Klinge Corp invited to post on Intermodal Europe’s blog
Intermodal Europe invited Klinge Corporation to prepare a piece for their new blog entitled “The Future of Intermodalism” which serves as a forum for industry figures to post their thoughts on the current state of the intermodal industry. Intermodal Europe is the world’s leading exhibition and conference for all companies associated with the container and intermodal industries.

Allan Klinge, M. Ed., CAPM, serves as Senior Project Manager for Klinge Corporation. Allan manages large government and commercial contracts for special refrigerated transportation equipment. He holds a bachelor’s from Dartmouth College and a graduate degree from Harvard University.
With the International Monetary Fund reporting that the global economic recovery is slowing, the Klinge’s contend that one way companies are looking to reduce costs is to shift to transport by container ship instead of expensive air shipment.
In the pharmaceutical industry, companies are looking to transport their cold chain supplies in redundant refrigerated containers and freezer equipment such as those provided by Klinge Corporation. In the past, pharmaceutical companies did not want to risk losing their cargo due to the high value of the goods. With numerous fail-safes in place, Klinge Corporation’s equipment provides the ultimate peace of mind when shipping expensive and temperature-sensitive goods.

Sarah Klinge, CAPM, is the Marketing Manager for Klinge Corporation. Sarah is responsible for managing and coordinating marketing activities and developing and executing marketing plans and programmes. She holds a bachelor’s degree from Wheaton College.
Sarah and Allan Klinge also discussed in their piece that the seafood industry is investing in freezing equipment as a way to reduce costs.
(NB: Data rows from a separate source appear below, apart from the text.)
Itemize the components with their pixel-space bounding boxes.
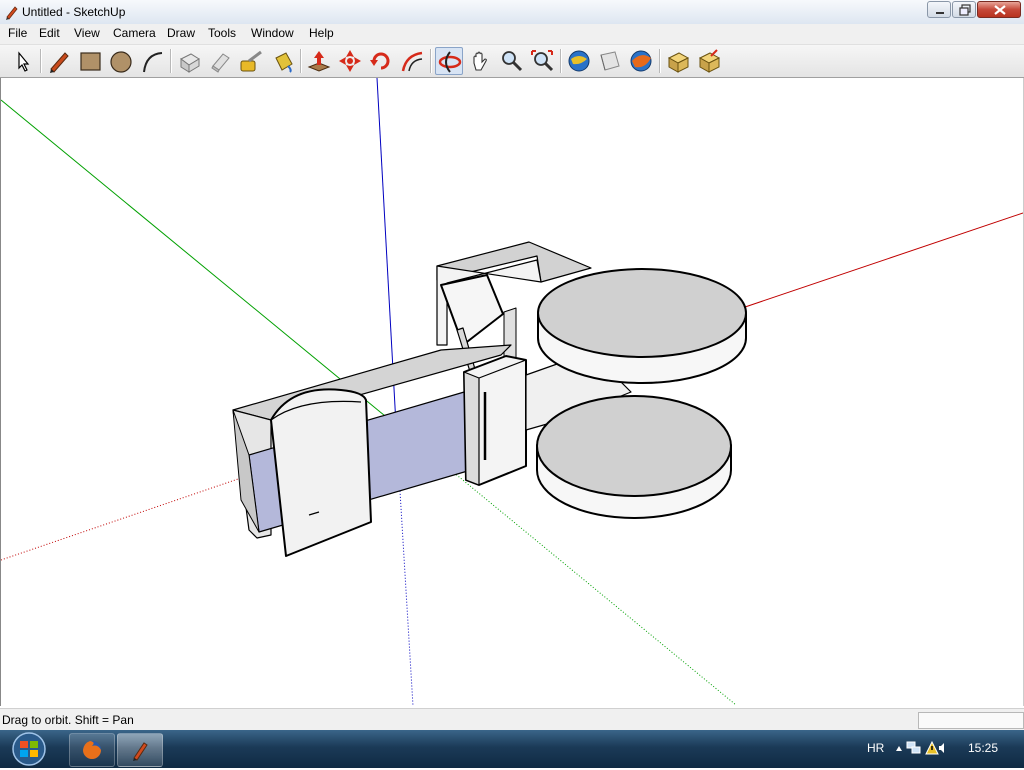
- push-pull-icon[interactable]: [305, 47, 333, 75]
- offset-icon[interactable]: [398, 47, 426, 75]
- volume-icon[interactable]: [939, 743, 944, 753]
- menu-file[interactable]: File: [6, 26, 29, 40]
- eraser-icon[interactable]: [206, 47, 234, 75]
- toolbar: [0, 45, 1024, 78]
- clock[interactable]: 15:25: [968, 741, 998, 755]
- component-warehouse-icon[interactable]: [664, 47, 692, 75]
- make-component-icon[interactable]: [175, 47, 203, 75]
- close-icon: [994, 5, 1006, 15]
- window-title: Untitled - SketchUp: [22, 5, 126, 19]
- sketchup-icon: [133, 742, 148, 761]
- zoom-icon[interactable]: [497, 47, 525, 75]
- circle-icon[interactable]: [107, 47, 135, 75]
- start-button[interactable]: [6, 731, 52, 767]
- google-earth-icon[interactable]: [627, 47, 655, 75]
- menu-bar: File Edit View Camera Draw Tools Window …: [0, 24, 1024, 45]
- rotate-icon[interactable]: [367, 47, 395, 75]
- rectangle-icon[interactable]: [76, 47, 104, 75]
- status-hint: Drag to orbit. Shift = Pan: [2, 713, 134, 727]
- zoom-extents-icon[interactable]: [528, 47, 556, 75]
- paint-bucket-icon[interactable]: [268, 47, 296, 75]
- restore-icon: [959, 4, 971, 16]
- show-hidden-icons-icon[interactable]: [895, 740, 903, 756]
- menu-edit[interactable]: Edit: [37, 26, 62, 40]
- firefox-icon: [83, 741, 101, 759]
- menu-window[interactable]: Window: [249, 26, 296, 40]
- menu-camera[interactable]: Camera: [111, 26, 158, 40]
- orbit-icon[interactable]: [435, 47, 463, 75]
- share-model-icon[interactable]: [596, 47, 624, 75]
- taskbar-sketchup[interactable]: [117, 733, 163, 767]
- taskbar: HR 15:25: [0, 730, 1024, 768]
- green-axis: [1, 99, 397, 426]
- get-models-icon[interactable]: [565, 47, 593, 75]
- select-icon[interactable]: [8, 47, 36, 75]
- taskbar-firefox[interactable]: [69, 733, 115, 767]
- model-canvas[interactable]: [1, 78, 1023, 706]
- pan-icon[interactable]: [466, 47, 494, 75]
- restore-button[interactable]: [952, 1, 976, 18]
- measurements-box[interactable]: [918, 712, 1024, 729]
- language-indicator[interactable]: HR: [867, 741, 884, 755]
- menu-draw[interactable]: Draw: [165, 26, 197, 40]
- windows-start-icon: [12, 732, 46, 766]
- menu-view[interactable]: View: [72, 26, 102, 40]
- sketchup-app-icon: [6, 6, 18, 20]
- share-component-icon[interactable]: [695, 47, 723, 75]
- move-icon[interactable]: [336, 47, 364, 75]
- tape-measure-icon[interactable]: [237, 47, 265, 75]
- menu-help[interactable]: Help: [307, 26, 336, 40]
- pencil-icon[interactable]: [45, 47, 73, 75]
- model-geometry: [232, 241, 747, 557]
- title-bar: Untitled - SketchUp: [0, 0, 1024, 25]
- minimize-button[interactable]: [927, 1, 951, 18]
- close-button[interactable]: [977, 1, 1021, 18]
- status-bar: Drag to orbit. Shift = Pan: [0, 708, 1024, 731]
- arc-icon[interactable]: [138, 47, 166, 75]
- menu-tools[interactable]: Tools: [206, 26, 238, 40]
- network-icon[interactable]: [906, 741, 921, 754]
- model-viewport[interactable]: [0, 78, 1024, 706]
- system-tray: [906, 738, 946, 761]
- minimize-icon: [936, 12, 944, 14]
- action-center-icon[interactable]: [925, 740, 939, 755]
Food processing companies and logistics providers across the globe are turning to freezing equipment instead of air-shipping fresh seafood. Studies have shown that freezing to an ultra-low temperature using Klinge Corp’s Deep Freezer does not compromise color, texture, or taste. In fact, freezing seafood to an ultra-low temperature increases shelf-life and matches the characteristics of fresh seafood.